Service workers have also long been exempt from the September respite: cooks, servers, hotel employees and gas station attendants, among others, who by the very nature of their industry are required to show up when others are not.
With the proliferation of big box stores, retail workers are also increasingly called upon to give up their last hurrah of summer to accommodate last-minute back-to-school shoppers.
Then there are others who might not immediately jump to mind, such as mothers (365 days per year) and farmers (work when the work needs to be done), and occasionally even a newspaper reporter who needs a story about Labour Day labourers.
In keeping with the theme of gains made by the labour movement, however, most of these holiday workers are well- or at least better-compensated for working on the holiday, anywhere from double time-and-a-half to time-and-a-half.

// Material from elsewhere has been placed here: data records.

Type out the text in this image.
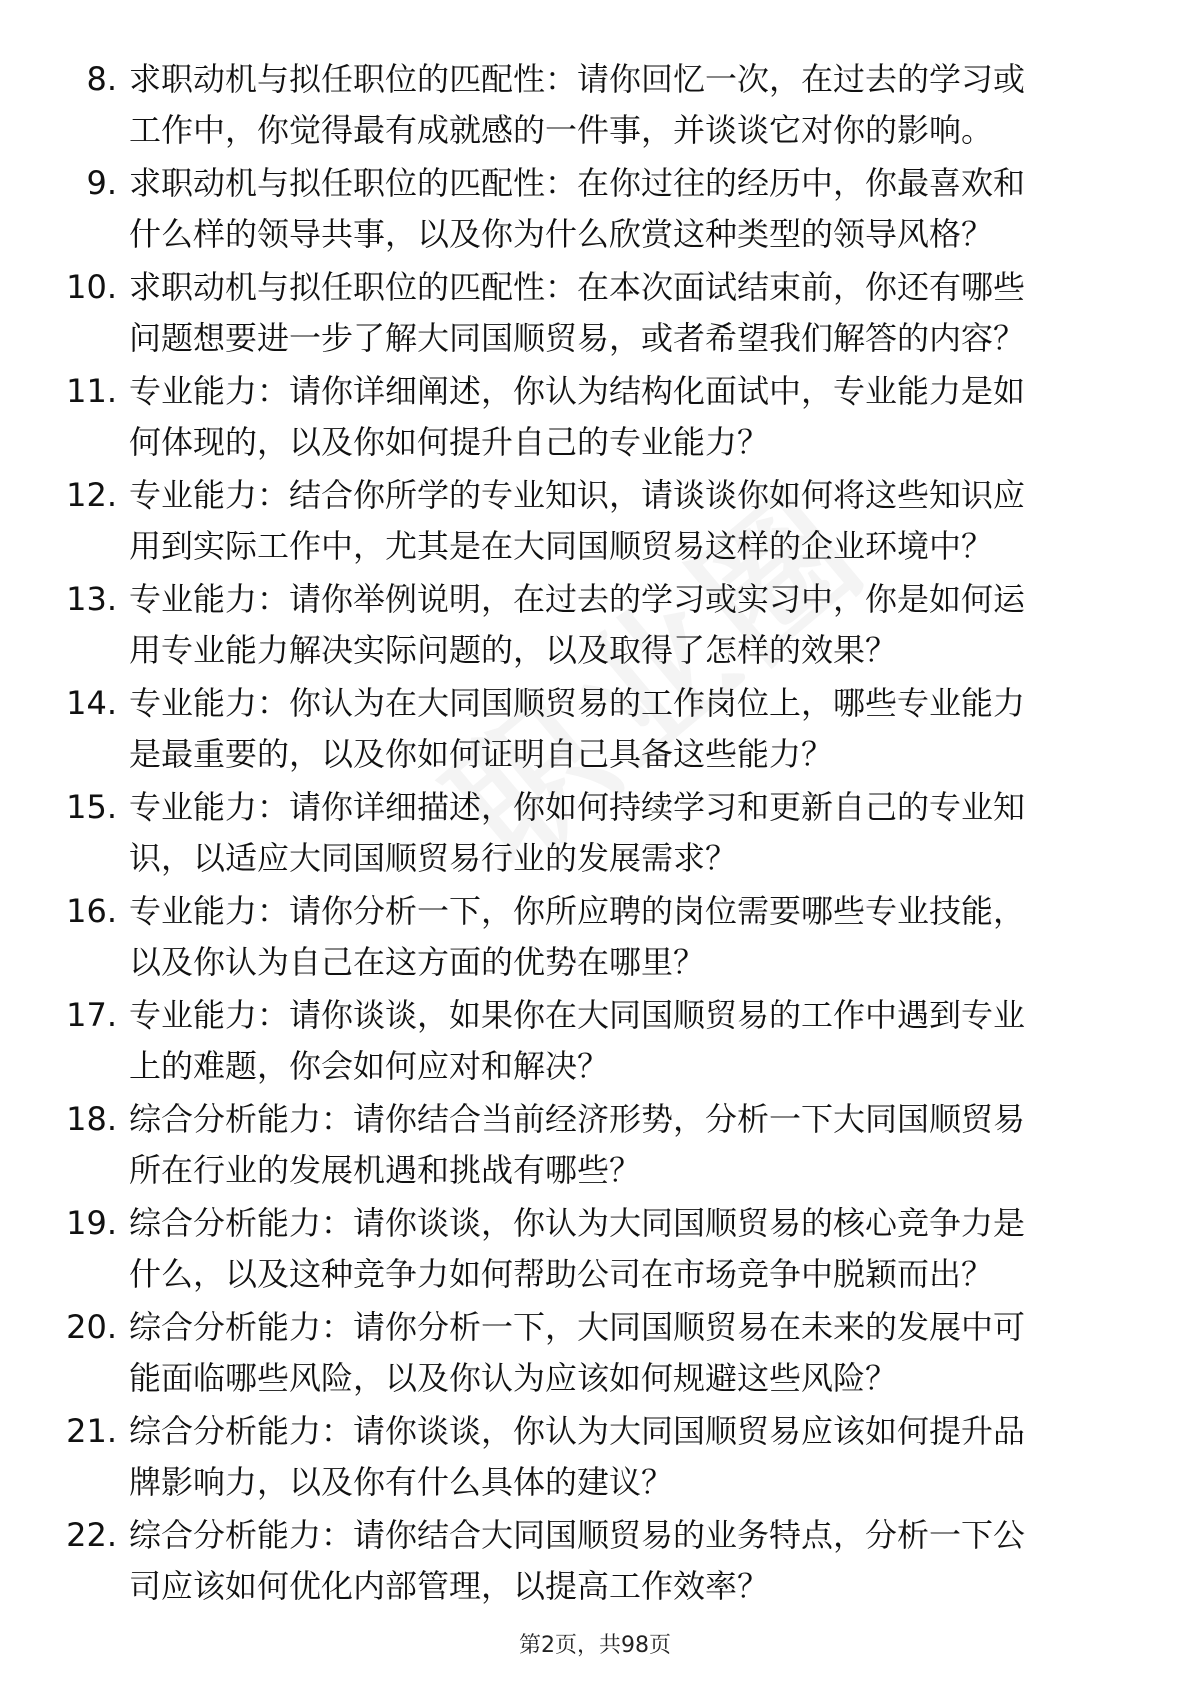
8. 求职动机与拟任职位的匹配性：请你回忆一次，在过去的学习或
工作中，你觉得最有成就感的一件事，并谈谈它对你的影响。
9. 求职动机与拟任职位的匹配性：在你过往的经历中，你最喜欢和
什么样的领导共事，以及你为什么欣赏这种类型的领导风格？
10. 求职动机与拟任职位的匹配性：在本次面试结束前，你还有哪些
问题想要进一步了解大同国顺贸易，或者希望我们解答的内容？
11. 专业能力：请你详细阐述，你认为结构化面试中，专业能力是如
何体现的，以及你如何提升自己的专业能力？
12. 专业能力：结合你所学的专业知识，请谈谈你如何将这些知识应
用到实际工作中，尤其是在大同国顺贸易这样的企业环境中？
13. 专业能力：请你举例说明，在过去的学习或实习中，你是如何运
用专业能力解决实际问题的，以及取得了怎样的效果？
14. 专业能力：你认为在大同国顺贸易的工作岗位上，哪些专业能力
是最重要的，以及你如何证明自己具备这些能力？
15. 专业能力：请你详细描述，你如何持续学习和更新自己的专业知
识，以适应大同国顺贸易行业的发展需求？
16. 专业能力：请你分析一下，你所应聘的岗位需要哪些专业技能，
以及你认为自己在这方面的优势在哪里？
17. 专业能力：请你谈谈，如果你在大同国顺贸易的工作中遇到专业
上的难题，你会如何应对和解决？
18. 综合分析能力：请你结合当前经济形势，分析一下大同国顺贸易
所在行业的发展机遇和挑战有哪些？
19. 综合分析能力：请你谈谈，你认为大同国顺贸易的核心竞争力是
什么，以及这种竞争力如何帮助公司在市场竞争中脱颖而出？
20. 综合分析能力：请你分析一下，大同国顺贸易在未来的发展中可
能面临哪些风险，以及你认为应该如何规避这些风险？
21. 综合分析能力：请你谈谈，你认为大同国顺贸易应该如何提升品
牌影响力，以及你有什么具体的建议？
22. 综合分析能力：请你结合大同国顺贸易的业务特点，分析一下公
司应该如何优化内部管理，以提高工作效率？
第2页，共98页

And most take it in stride.
"I don't mind working holidays," said Andrea Mitchell who works the front desk at the Great Western Hotel in Yorkton. "Sometimes it's nice to have the weekend off, but we're in the service industry so we know what we're getting ourselves into when we apply for the job.
How times have changed
Labour Day is a Canadian invention. In 1872, the Toronto Typographical Union went on strike calling for a 58-hour work week. The notorious George Brown—publisher of the Toronto Globe and political rival of then-Prime Minister John A. MacDonald—had the 24 leaders of the striking workers arrested for "conspiracy." Unions were still illegal in Canada.
Nevertheless, the Toronto Trades Assembly called on its 27 unions to demonstrate in support of their typographical brothers and on September 3 seven unions marched in Ottawa prompting MacDonald to repeal the anti-union laws.
For the next 21 years, labour celebrations were held in May. In 1894, the federal government designated the first Monday in September as "Labour Day." That same year, the United States also adopted the date as "Labor Day."
Interesting Labour Day Facts
Before 1872, workers in Canada typically worked 10 to 12 hours per day, six days a week. Today, the standard is eight hours, five days a week in the private sector and 7.5 hours, five days per week for government employees.
Labour Day in Havana, Cuba is considered one of the largest gatherings of people in the world. It is celebrated on May 1.
In most countries outside North America where Labour Day is celebrated, it is in the spring, usually some time in May.
In Australia, Labour Day varies considerably. Some provinces celebrate the first Monday in October while others hold it the first or second Monday in March. In Queensland and the Northern Territory it is the first Monday in May.
Tasmania calls the day Eight Hours Day, after the eight-hour-day movement that started in Great Britain during the Industrial Revolution.
Women and children in Britain were the first to be granted a shortened work week earning the right to a 10-hour day in 1847.